MCe is swapping over to VALORANT after more than four years in the professional CS:GO scene.
He retired as a player in 2018 following his time with Dignitas and began coaching across multiple strong teams, including Rogue, The Quest, and Chaos Esports Club. His time with Chaos from February 2020 to Jan. 1 this year is where he saw the most success, helping coach his team to multiple wins, including a first-place finish at DreamHack Masters Winter 2020: North America in December.
He’s taking over a roster anchored by Kenneth “koosta” Suen and Shawn “Shawn12590” O’Riley that’s gearing up to compete in the North American region for VALORANT Champions Tour 2021 through Challengers over the next several weeks.
After the signing became official, mCe talked with Dot Esports about how he’s handling the transition to VALORANT, his time spent with Chaos, and what he’s looking forward to most about competing with his new team.
How excited are you to coach Shawn? What’s the one thing you would tweak about his game?
mCe: Obviously I’m very new in the VALORANT scene but he’s showing huge promise as an individual. He’s been phenomenal for us and I think he can only get better. If there’s one thing I would tweak about his game, it would be his patience because sometimes he needs to just hold to wait for his team.
What do you think is the key to Kenneth “koosta” Suen successfully transitioning from CS:GO to VALORANT?
I think the understanding of how the game plays and the subtle ways it differs from CS:GO. Once he gets more reps in, I think he can be a really good player as well. Just the other day though, for instance, he found out he could activate Cypher cages from his camera. It has been fun watching him learn little tricks and clever plays.
How are you handling your own transition over from coaching and breaking down CS:GO to VALORANT?

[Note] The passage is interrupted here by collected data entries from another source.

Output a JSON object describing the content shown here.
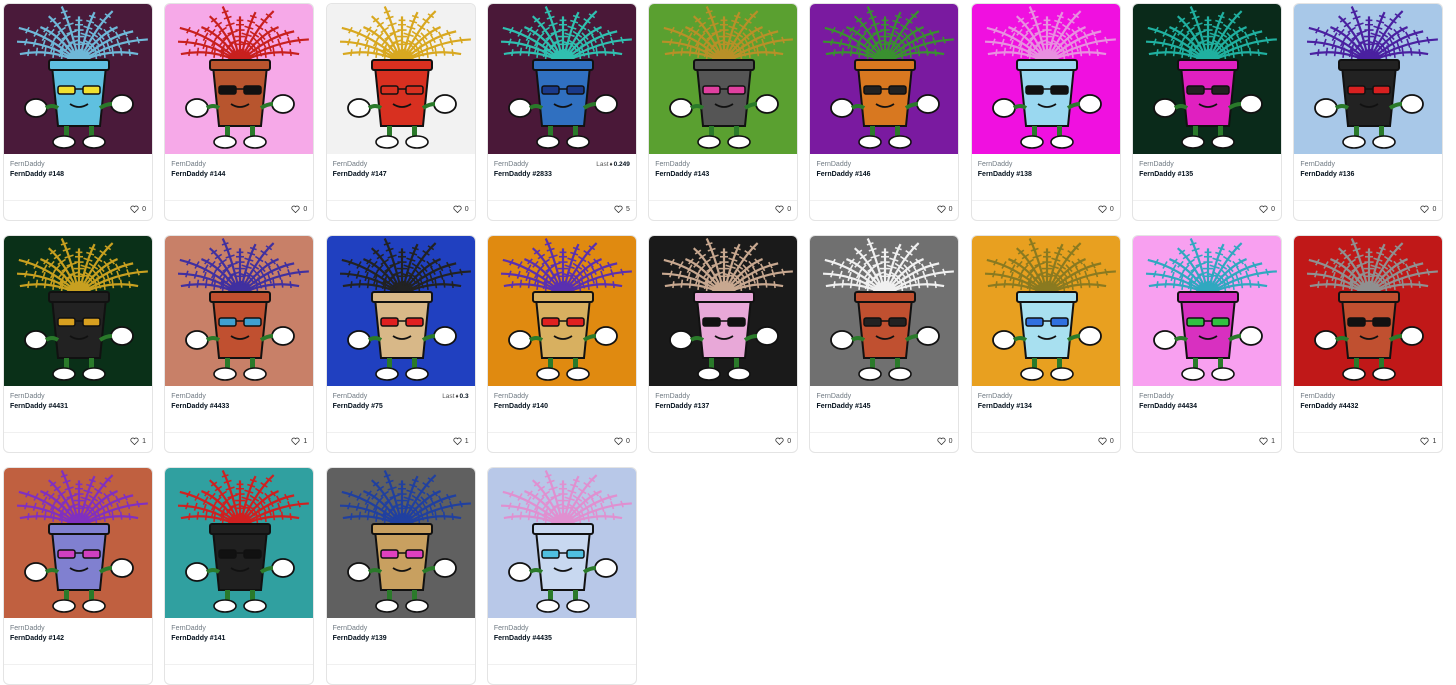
{
  "items": [
    {
      "collection": "FernDaddy",
      "name": "FernDaddy #148",
      "likes": "0",
      "last": "",
      "last_label": "",
      "bg": "#4a1a3a",
      "fern": "#6fb8d8",
      "pot": "#5fc0e0",
      "glasses": "#f0e030"
    },
    {
      "collection": "FernDaddy",
      "name": "FernDaddy #144",
      "likes": "0",
      "last": "",
      "last_label": "",
      "bg": "#f6a9e8",
      "fern": "#c8201e",
      "pot": "#b8552e",
      "glasses": "#111111"
    },
    {
      "collection": "FernDaddy",
      "name": "FernDaddy #147",
      "likes": "0",
      "last": "",
      "last_label": "",
      "bg": "#f2f2f2",
      "fern": "#d8a820",
      "pot": "#d83020",
      "glasses": "#d83020"
    },
    {
      "collection": "FernDaddy",
      "name": "FernDaddy #2833",
      "likes": "5",
      "last": "0.249",
      "last_label": "Last",
      "bg": "#4a1838",
      "fern": "#30c0b0",
      "pot": "#3070c0",
      "glasses": "#1a3a8a"
    },
    {
      "collection": "FernDaddy",
      "name": "FernDaddy #143",
      "likes": "0",
      "last": "",
      "last_label": "",
      "bg": "#5aa030",
      "fern": "#b89028",
      "pot": "#555555",
      "glasses": "#e040a0"
    },
    {
      "collection": "FernDaddy",
      "name": "FernDaddy #146",
      "likes": "0",
      "last": "",
      "last_label": "",
      "bg": "#7a1aa0",
      "fern": "#3a9030",
      "pot": "#d87820",
      "glasses": "#222222"
    },
    {
      "collection": "FernDaddy",
      "name": "FernDaddy #138",
      "likes": "0",
      "last": "",
      "last_label": "",
      "bg": "#f010e0",
      "fern": "#e890e0",
      "pot": "#9ad8f0",
      "glasses": "#111111"
    },
    {
      "collection": "FernDaddy",
      "name": "FernDaddy #135",
      "likes": "0",
      "last": "",
      "last_label": "",
      "bg": "#0a2a1a",
      "fern": "#20b0a0",
      "pot": "#e020c0",
      "glasses": "#222222"
    },
    {
      "collection": "FernDaddy",
      "name": "FernDaddy #136",
      "likes": "0",
      "last": "",
      "last_label": "",
      "bg": "#a8c8e8",
      "fern": "#4a20a0",
      "pot": "#222222",
      "glasses": "#d82020"
    },
    {
      "collection": "FernDaddy",
      "name": "FernDaddy #4431",
      "likes": "1",
      "last": "",
      "last_label": "",
      "bg": "#0a3018",
      "fern": "#c8a020",
      "pot": "#222222",
      "glasses": "#d8a020"
    },
    {
      "collection": "FernDaddy",
      "name": "FernDaddy #4433",
      "likes": "1",
      "last": "",
      "last_label": "",
      "bg": "#c88068",
      "fern": "#4030a0",
      "pot": "#c05030",
      "glasses": "#40a0d0"
    },
    {
      "collection": "FernDaddy",
      "name": "FernDaddy #75",
      "likes": "1",
      "last": "0.3",
      "last_label": "Last",
      "bg": "#2040c0",
      "fern": "#222222",
      "pot": "#d8b888",
      "glasses": "#e02020"
    },
    {
      "collection": "FernDaddy",
      "name": "FernDaddy #140",
      "likes": "0",
      "last": "",
      "last_label": "",
      "bg": "#e08a10",
      "fern": "#5a30b0",
      "pot": "#d8b060",
      "glasses": "#e02020"
    },
    {
      "collection": "FernDaddy",
      "name": "FernDaddy #137",
      "likes": "0",
      "last": "",
      "last_label": "",
      "bg": "#1a1a1a",
      "fern": "#c8a890",
      "pot": "#e8a8d8",
      "glasses": "#111111"
    },
    {
      "collection": "FernDaddy",
      "name": "FernDaddy #145",
      "likes": "0",
      "last": "",
      "last_label": "",
      "bg": "#707070",
      "fern": "#f0f0f0",
      "pot": "#c05030",
      "glasses": "#222222"
    },
    {
      "collection": "FernDaddy",
      "name": "FernDaddy #134",
      "likes": "0",
      "last": "",
      "last_label": "",
      "bg": "#e8a020",
      "fern": "#8a7a20",
      "pot": "#a8e0f0",
      "glasses": "#3070e0"
    },
    {
      "collection": "FernDaddy",
      "name": "FernDaddy #4434",
      "likes": "1",
      "last": "",
      "last_label": "",
      "bg": "#f8a0f0",
      "fern": "#30a8c0",
      "pot": "#d830c0",
      "glasses": "#30c040"
    },
    {
      "collection": "FernDaddy",
      "name": "FernDaddy #4432",
      "likes": "1",
      "last": "",
      "last_label": "",
      "bg": "#c01818",
      "fern": "#909090",
      "pot": "#c05030",
      "glasses": "#111111"
    },
    {
      "collection": "FernDaddy",
      "name": "FernDaddy #142",
      "likes": "",
      "last": "",
      "last_label": "",
      "bg": "#c06040",
      "fern": "#8030c0",
      "pot": "#8080d0",
      "glasses": "#d040c0"
    },
    {
      "collection": "FernDaddy",
      "name": "FernDaddy #141",
      "likes": "",
      "last": "",
      "last_label": "",
      "bg": "#30a0a0",
      "fern": "#d02020",
      "pot": "#202020",
      "glasses": "#111111"
    },
    {
      "collection": "FernDaddy",
      "name": "FernDaddy #139",
      "likes": "",
      "last": "",
      "last_label": "",
      "bg": "#606060",
      "fern": "#2040a0",
      "pot": "#c8a060",
      "glasses": "#e040c0"
    },
    {
      "collection": "FernDaddy",
      "name": "FernDaddy #4435",
      "likes": "",
      "last": "",
      "last_label": "",
      "bg": "#b8c8e8",
      "fern": "#e090d0",
      "pot": "#c8d8f0",
      "glasses": "#50c0e0"
    }
  ]
}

Not being able to be in a server all the time is definitely annoying because it’s much harder to watch multiple people at the same time. I’ve always been innovative, though, and I have really been enjoying trying to find new darts and different lineups and ideas for strategies. It will take time but I know I can handle the transition well.
What have been the biggest challenges and what do you think will have made the change worth it in your short time doing it so far?
I mean the biggest challenges are that the different ways to study the game and analyze the game are really bad right now. There aren’t replays or anything, it’s all just watching Twitch VODs or YouTube videos of tournaments, which is kind of annoying. I’m most excited about the potential for Riot’s support. I think the game can become a really big title and it will be fun to hopefully experience the ride.
What was so special about Chaos this past summer? Did it sting for the journey to end after arguably its greatest chapter?
You had a group of guys that just wanted to win. They were extremely talented and smart players who liked playing together. It is fairly rare that you get a group where everyone actually likes each other and are friends with each other.
We had a ton of fun playing the game together and that’s something I’ll always be able to reminisce fondly about. It was bittersweet to finally get to that point as a team where we could’ve started getting invited to international tournaments just for everything to fall apart for sure.
Are you looking forward to counter-stratting some of your old players like Nathan “leaf” Orf and Anthony “vanity” Malaspina?
Both of them are on strong teams, so I’m sure we will be seeing each other here and there. I don’t know if “looking forward” is the right phrasing but hopefully I can have some impact in that department against their teams.
Looking ahead to the VALORANT Champions Tour Challengers weekend, you face NRG, who defeated you after you had both already qualified. How do you prepare for a team full of experience and is the familiarity of facing lots of former NA CS talent a boost?
Well hopefully we show up a little better than we did and some of the things we’ve been working on show dividends and help us out. They have some really talented individuals that if they are feeling it are super difficult to play against. I think you prepare the same as any other team though except for their rotations and setups will be more thought through than some of the other teams potentially.